Travel tends to come in clumps. You might be working on a deal to buy a company in Singapore, so you're in Singapore every other week. Or you might be taking a group of clients on a tour of a certain region for a week.
If you are young and unattached, travelling with your job is something you virtually beg for at the interview stage. It's a great way to chalk up some international experience for the CV, a must these days, and there's another upside. The expenses. Normally your company will pay you a daily rate for expenses and the chances are you will never spend it all, unless sitting in restaurants by yourself eating three-course dinners really is your thing. You are more likely to grab a sandwich and collapse in a heap in the hotel room at night.
If you spend wisely, you can accumulate a nice little nest egg, says financial adviser Lisa Dudson. She saw a client recently who was being given $8000 net a year in expenses thanks to his marketing job, which took him to a number of cities in New Zealand and Australia and beyond.
He regarded this $8000 windfall as a good opportunity to spend more money while on his travels and at home.
"They say, 'Why shouldn't I?"' says Dudson.
The financial adviser soon disabused him of this idea, although she understands the temptation to treat yourself while on an overseas visit.
"When you work and travel and you are far away from home, you see all these cool things, and you can spend more than if you are at home," she says.
"You really have to watch it," adding that there is no reason to buy the full duty-free alcohol allowance every time.
Companies are usually generous with expenses, conscious that they are disrupting your usual daily life.
"In a lot of respects, you need to budget and not spend it all. Because your lifestyle is more erratic, it makes managing money that bit harder," says Dudson. "If you make a conscious decision to go to a salad bar or do a grocery shop, you can find that you have quite a bit extra you could save to spend on other things."
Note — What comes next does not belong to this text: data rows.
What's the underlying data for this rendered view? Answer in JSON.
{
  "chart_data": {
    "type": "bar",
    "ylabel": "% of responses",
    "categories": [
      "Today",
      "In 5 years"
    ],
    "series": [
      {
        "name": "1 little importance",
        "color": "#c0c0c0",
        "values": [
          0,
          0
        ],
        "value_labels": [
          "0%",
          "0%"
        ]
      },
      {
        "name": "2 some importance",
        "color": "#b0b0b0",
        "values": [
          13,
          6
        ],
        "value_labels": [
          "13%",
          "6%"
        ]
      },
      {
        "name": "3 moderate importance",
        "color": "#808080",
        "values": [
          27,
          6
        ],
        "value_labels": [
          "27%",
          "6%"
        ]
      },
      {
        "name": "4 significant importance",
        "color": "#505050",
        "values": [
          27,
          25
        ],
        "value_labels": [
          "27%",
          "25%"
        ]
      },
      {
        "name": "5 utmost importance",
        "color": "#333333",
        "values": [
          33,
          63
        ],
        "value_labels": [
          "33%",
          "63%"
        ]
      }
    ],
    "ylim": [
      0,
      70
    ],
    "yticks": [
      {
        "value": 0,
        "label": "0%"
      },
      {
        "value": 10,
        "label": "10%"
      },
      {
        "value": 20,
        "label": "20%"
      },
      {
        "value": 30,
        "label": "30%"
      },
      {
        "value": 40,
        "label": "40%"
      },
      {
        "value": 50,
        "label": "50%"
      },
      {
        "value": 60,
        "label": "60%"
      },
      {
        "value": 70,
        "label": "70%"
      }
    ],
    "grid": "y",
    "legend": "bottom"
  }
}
Chalking up expenses on your credit card can be dangerous. The company will put the expenses owed into your bank account and then when you go to pay your credit card a month later, you have spent that extra part of your income. If possible ask for a company credit card.
Engineer Mark Hastings saved enough money to enable him to retrain and go back to university after saving his travel expenses, probably not his employer's intention.
He used to go the United States for weeks at a time to help install equipment, and during the trips all his expenses were covered. "There was a daily allowance for being on site - that was an extra $1000 a week. Meanwhile, food and accommodation was all covered," he says.
"So while I was paying my rent at home, my bills were next to nothing because I wasn't living at home much. I wasn't racking up phone bills, shopping for food, or catching the bus. I would end up banking, rather than spending half a month's salary."